Des biologistes de l’UQAR viennent de démontrer que la région du Nord-du-Québec est particulièrement sensible aux impacts climatiques des éruptions volcaniques. Une percée scientifique importante dont les résultats ont été publiés dans la prestigieuse revue américaine Proceeding of the National Academy of Sciences of the United States of America (PNAS).

L’étude signée par le candidat au doctorat en biologie Fabio Gennaretti, le professeur Dominique Arseneault et leurs collègues Antoine Nicault (Université d’Aix-Marseilles), Luc Perreault (Institut de recherche d’Hydro-Québec) et Yves Bégin(INRS-ETE) reconstitue les températures estivales de cette région du Québec depuis l’an 910. Pour ce faire, ils ont récolté quelque 2000 arbres enfouis dans une série de lacs de la taïga du Québec.
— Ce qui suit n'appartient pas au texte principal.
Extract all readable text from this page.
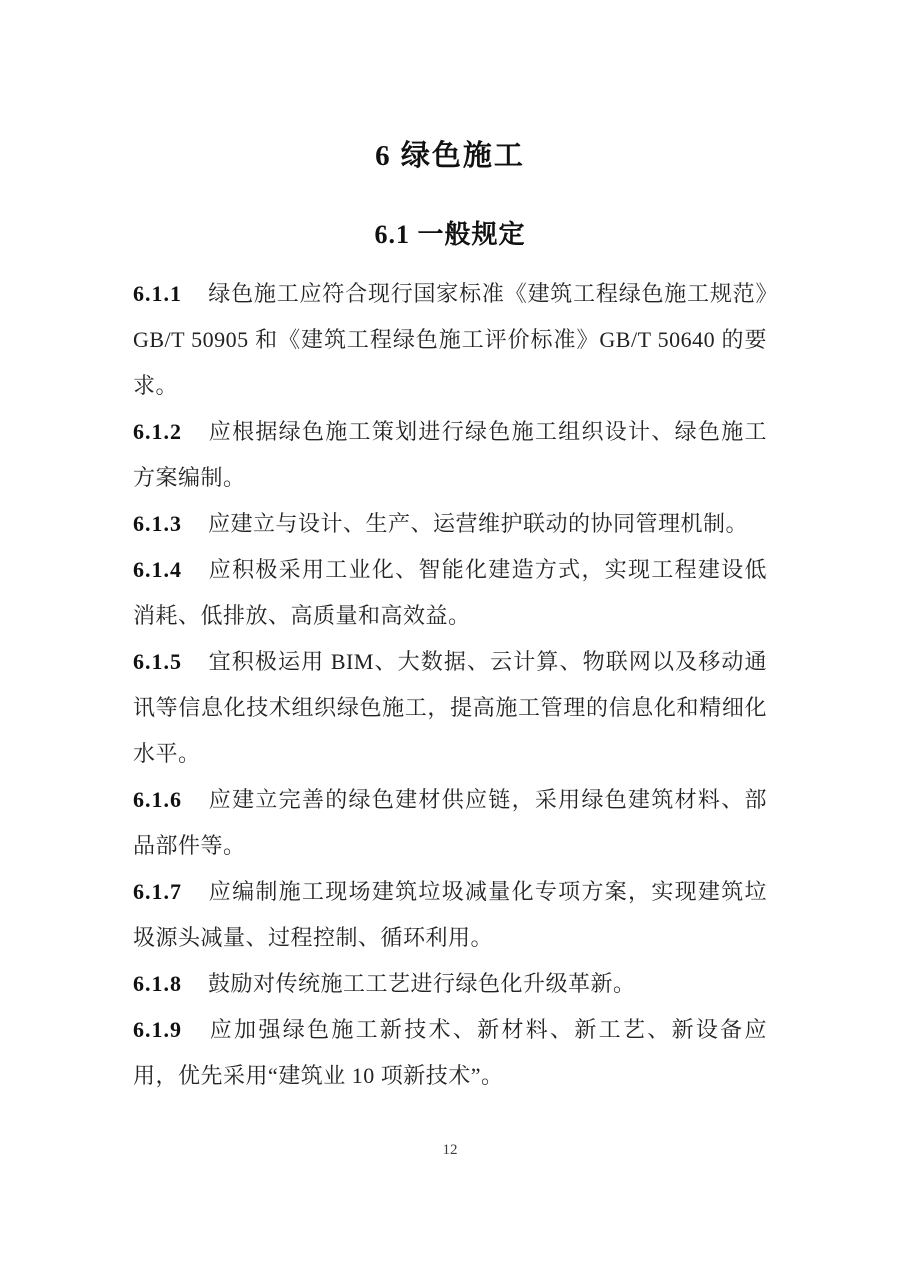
6 绿色施工
6.1 一般规定

6.1.1 绿色施工应符合现行国家标准《建筑工程绿色施工规范》GB/T 50905 和《建筑工程绿色施工评价标准》GB/T 50640 的要求。

6.1.2 应根据绿色施工策划进行绿色施工组织设计、绿色施工方案编制。

6.1.3 应建立与设计、生产、运营维护联动的协同管理机制。

6.1.4 应积极采用工业化、智能化建造方式，实现工程建设低消耗、低排放、高质量和高效益。

6.1.5 宜积极运用 BIM、大数据、云计算、物联网以及移动通讯等信息化技术组织绿色施工，提高施工管理的信息化和精细化水平。

6.1.6 应建立完善的绿色建材供应链，采用绿色建筑材料、部品部件等。

6.1.7 应编制施工现场建筑垃圾减量化专项方案，实现建筑垃圾源头减量、过程控制、循环利用。

6.1.8 鼓励对传统施工工艺进行绿色化升级革新。

6.1.9 应加强绿色施工新技术、新材料、新工艺、新设备应用，优先采用“建筑业 10 项新技术”。

12
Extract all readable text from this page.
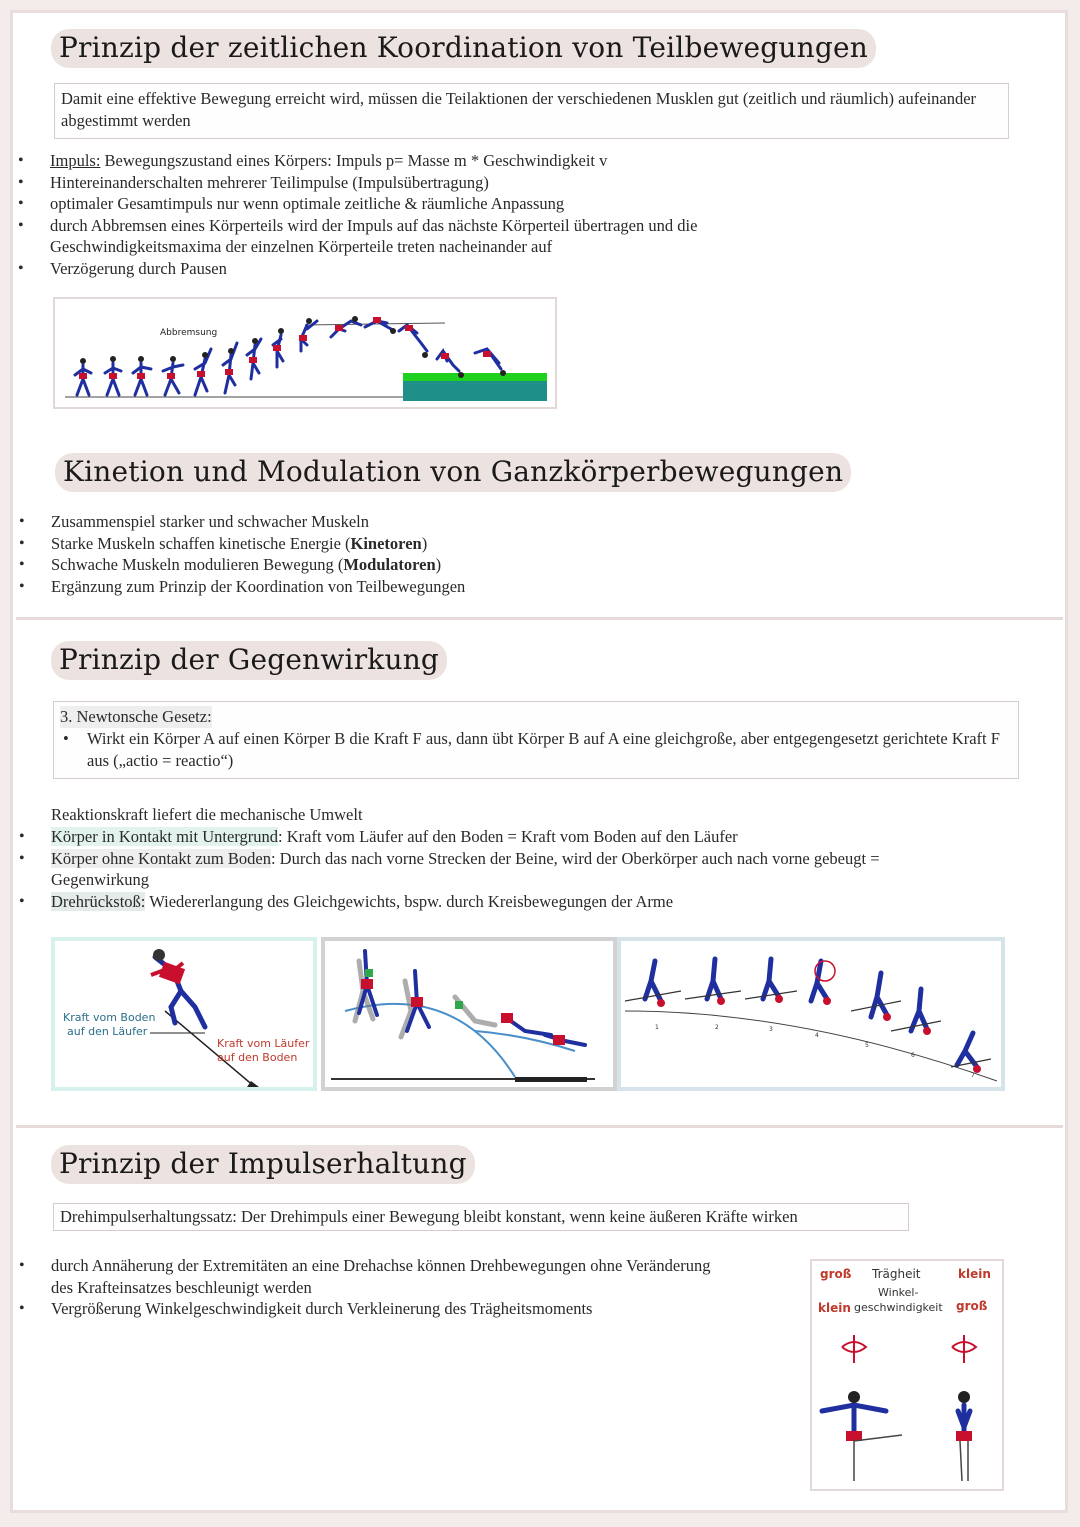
Prinzip der zeitlichen Koordination von Teilbewegungen
Damit eine effektive Bewegung erreicht wird, müssen die Teilaktionen der verschiedenen Musklen gut (zeitlich und räumlich) aufeinander abgestimmt werden
• Impuls: Bewegungszustand eines Körpers: Impuls p= Masse m * Geschwindigkeit v
• Hintereinanderschalten mehrerer Teilimpulse (Impulsübertragung)
• optimaler Gesamtimpuls nur wenn optimale zeitliche & räumliche Anpassung
• durch Abbremsen eines Körperteils wird der Impuls auf das nächste Körperteil übertragen und die Geschwindigkeitsmaxima der einzelnen Körperteile treten nacheinander auf
• Verzögerung durch Pausen
Abbremsung
Kinetion und Modulation von Ganzkörperbewegungen
• Zusammenspiel starker und schwacher Muskeln
• Starke Muskeln schaffen kinetische Energie (Kinetoren)
• Schwache Muskeln modulieren Bewegung (Modulatoren)
• Ergänzung zum Prinzip der Koordination von Teilbewegungen
Prinzip der Gegenwirkung
3. Newtonsche Gesetz:
• Wirkt ein Körper A auf einen Körper B die Kraft F aus, dann übt Körper B auf A eine gleichgroße, aber entgegengesetzt gerichtete Kraft F aus („actio = reactio“)
Reaktionskraft liefert die mechanische Umwelt
• Körper in Kontakt mit Untergrund: Kraft vom Läufer auf den Boden = Kraft vom Boden auf den Läufer
• Körper ohne Kontakt zum Boden: Durch das nach vorne Strecken der Beine, wird der Oberkörper auch nach vorne gebeugt = Gegenwirkung
• Drehrückstoß: Wiedererlangung des Gleichgewichts, bspw. durch Kreisbewegungen der Arme
Kraft vom Boden
auf den Läufer
Kraft vom Läufer
auf den Boden
1	2	3
4
5
6
7
Prinzip der Impulserhaltung
Drehimpulserhaltungssatz: Der Drehimpuls einer Bewegung bleibt konstant, wenn keine äußeren Kräfte wirken
• durch Annäherung der Extremitäten an eine Drehachse können Drehbewegungen ohne Veränderung des Krafteinsatzes beschleunigt werden
• Vergrößerung Winkelgeschwindigkeit durch Verkleinerung des Trägheitsmoments
groß Trägheit	klein
Winkel-
klein geschwindigkeit groß
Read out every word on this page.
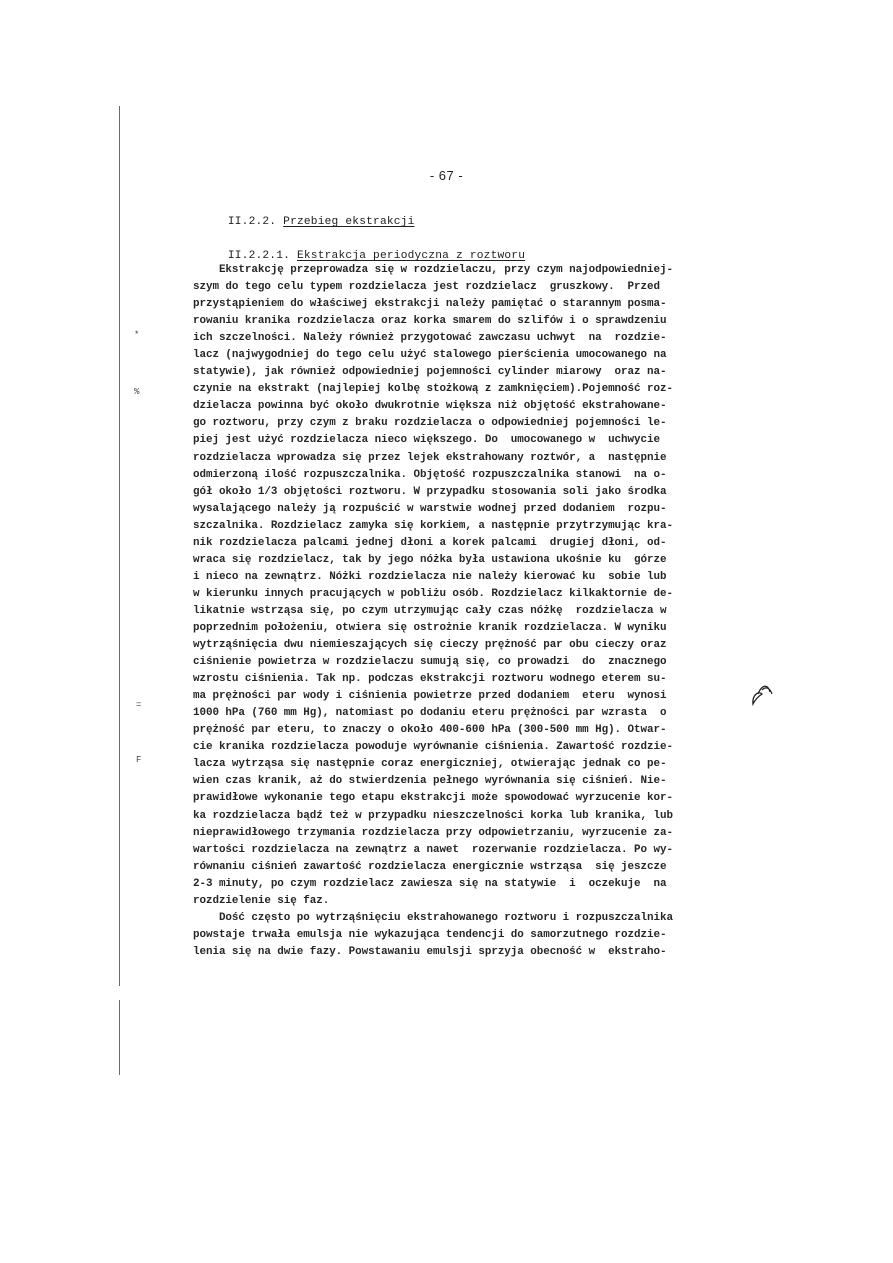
- 67 -

II.2.2. Przebieg ekstrakcji

II.2.2.1. Ekstrakcja periodyczna z roztworu

Ekstrakcję przeprowadza się w rozdzielaczu, przy czym najodpowiedniej-
szym do tego celu typem rozdzielacza jest rozdzielacz  gruszkowy.  Przed
przystąpieniem do właściwej ekstrakcji należy pamiętać o starannym posma-
rowaniu kranika rozdzielacza oraz korka smarem do szlifów i o sprawdzeniu
ich szczelności. Należy również przygotować zawczasu uchwyt  na  rozdzie-
lacz (najwygodniej do tego celu użyć stalowego pierścienia umocowanego na
statywie), jak również odpowiedniej pojemności cylinder miarowy  oraz na-
czynie na ekstrakt (najlepiej kolbę stożkową z zamknięciem).Pojemność roz-
dzielacza powinna być około dwukrotnie większa niż objętość ekstrahowane-
go roztworu, przy czym z braku rozdzielacza o odpowiedniej pojemności le-
piej jest użyć rozdzielacza nieco większego. Do  umocowanego w  uchwycie
rozdzielacza wprowadza się przez lejek ekstrahowany roztwór, a  następnie
odmierzoną ilość rozpuszczalnika. Objętość rozpuszczalnika stanowi  na o-
gół około 1/3 objętości roztworu. W przypadku stosowania soli jako środka
wysalającego należy ją rozpuścić w warstwie wodnej przed dodaniem  rozpu-
szczalnika. Rozdzielacz zamyka się korkiem, a następnie przytrzymując kra-
nik rozdzielacza palcami jednej dłoni a korek palcami  drugiej dłoni, od-
wraca się rozdzielacz, tak by jego nóżka była ustawiona ukośnie ku  górze
i nieco na zewnątrz. Nóżki rozdzielacza nie należy kierować ku  sobie lub
w kierunku innych pracujących w pobliżu osób. Rozdzielacz kilkaktornie de-
likatnie wstrząsa się, po czym utrzymując cały czas nóżkę  rozdzielacza w
poprzednim położeniu, otwiera się ostrożnie kranik rozdzielacza. W wyniku
wytrząśnięcia dwu niemieszających się cieczy prężność par obu cieczy oraz
ciśnienie powietrza w rozdzielaczu sumują się, co prowadzi  do  znacznego
wzrostu ciśnienia. Tak np. podczas ekstrakcji roztworu wodnego eterem su-
ma prężności par wody i ciśnienia powietrze przed dodaniem  eteru  wynosi
1000 hPa (760 mm Hg), natomiast po dodaniu eteru prężności par wzrasta  o
prężność par eteru, to znaczy o około 400-600 hPa (300-500 mm Hg). Otwar-
cie kranika rozdzielacza powoduje wyrównanie ciśnienia. Zawartość rozdzie-
lacza wytrząsa się następnie coraz energiczniej, otwierając jednak co pe-
wien czas kranik, aż do stwierdzenia pełnego wyrównania się ciśnień. Nie-
prawidłowe wykonanie tego etapu ekstrakcji może spowodować wyrzucenie kor-
ka rozdzielacza bądź też w przypadku nieszczelności korka lub kranika, lub
nieprawidłowego trzymania rozdzielacza przy odpowietrzaniu, wyrzucenie za-
wartości rozdzielacza na zewnątrz a nawet  rozerwanie rozdzielacza. Po wy-
równaniu ciśnień zawartość rozdzielacza energicznie wstrząsa  się jeszcze
2-3 minuty, po czym rozdzielacz zawiesza się na statywie  i  oczekuje  na
rozdzielenie się faz.
Dość często po wytrząśnięciu ekstrahowanego roztworu i rozpuszczalnika
powstaje trwała emulsja nie wykazująca tendencji do samorzutnego rozdzie-
lenia się na dwie fazy. Powstawaniu emulsji sprzyja obecność w  ekstraho-
*
%
=
F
Les chercheurs ont basé leur étude sur l’analyse des cernes annuels de croissance de ces arbres, dont la largeur dépend en partie des températures pendant l’été. Une fois tombés dans des lacs, comme ceux de la taïga québécoise, ces arbres peuvent être conservés pendant plusieurs millénaires.

« Nos résultats démontrent que les plus fortes éruptions volcaniques du dernier millénaire ont refroidi le climat du Nord-du-Québec pendant une ou deux décennies », explique M. Gennaretti. « Des éruptions successives ont même causé des refroidissements abrupts qui ont persisté plusieurs décennies, supportant ainsi une importante hypothèse sur l’origine des périodes froides dans la région du nord-est de l’Amérique du Nord. »

Les éruptions volcaniques refroidissent le climat planétaire, en particulier les très fortes éruptions qui projettent des gaz et des poussières jusque dans la stratosphère à plus de 10 kilomètres d’altitude, indique le professeur Arseneault. « Une fois dans la stratosphère, les émissions des volcans sont redistribuées dans les deux hémisphères du globe. Celles-ci provoquent la formation de fines goulettes d’acide sulfurique qui réfléchissent les rayons du soleil. »

La communauté scientifique est divisée quant à la durée et à l’amplitude des périodes froides d’origine volcanique. « Même si la plupart des études suggèrent que les plus fortes éruptions du dernier millénaire ont seulement causé des refroidissements de moins de dix ans, quelques études avancent un refroidissement plus long à cause de l’inertie des océans. Des éruptions successives pourraient créer une accumulation de glace dans l’Arctique qui pourrait ensuite influencer le climat de l’Atlantique Nord pendant quelques décennies », mentionne Fabio Gennaretti.

Cette hypothèse est supportée par les résultats de l’article Volcano-induced regime shifts in millennial tree-ing chronologies from northeastern Nord America où les auteurs comparent la croissance des arbres puisés dans les lacs du Nord-du-Québec aux années des pics de sulfates d’origine volcanique qui se sont déposés dans les couches des calottes glaciaires du Groenland et de l’Antarctique.

« Une série de quatre éruptions rapprochées entre 1225 et 1285, dont celle en Indonésie du Samalas en 1257 qui fut la plus forte éruption du dernier millénaire, a provoqué une réduction abrupte et prolongée des températures au début de la période froide du Petit Âge glaciaire », souligne le professeur Arseneault. « De même, les éruptions successives d’un volcan inconnu en 1809 et du Tambora, en 1815, ont mené à la plus froide période de 40 ans du dernier millénaire. Aux moins six autres éruptions isolées auraient chacune provoqué des refroidissements persistants de 10 à 20 ans. »

Cette étude publiée dans la revue PNAS indique, enfin, que la période médiévale qui a précédé l’éruption du Samalas a été plus chaude que la période actuelle dans le Nord-du-Québec. « Toutefois, si la tendance au réchauffement que l’on observe depuis 1850 se poursuit encore une dizaine d'années, nous surpasserons alors les températures les plus chaudes du dernier millénaire. En 150 ans, soit au cours de la période industrielle, nous serons alors passés des températures les plus froides suivant l'éruption du Tambora aux températures les plus chaudes du dernier millénaire, un fait qui appuie l'hypothèse de l'impact humain sur le réchauffement récent des températures », conclut M. Gennaretti.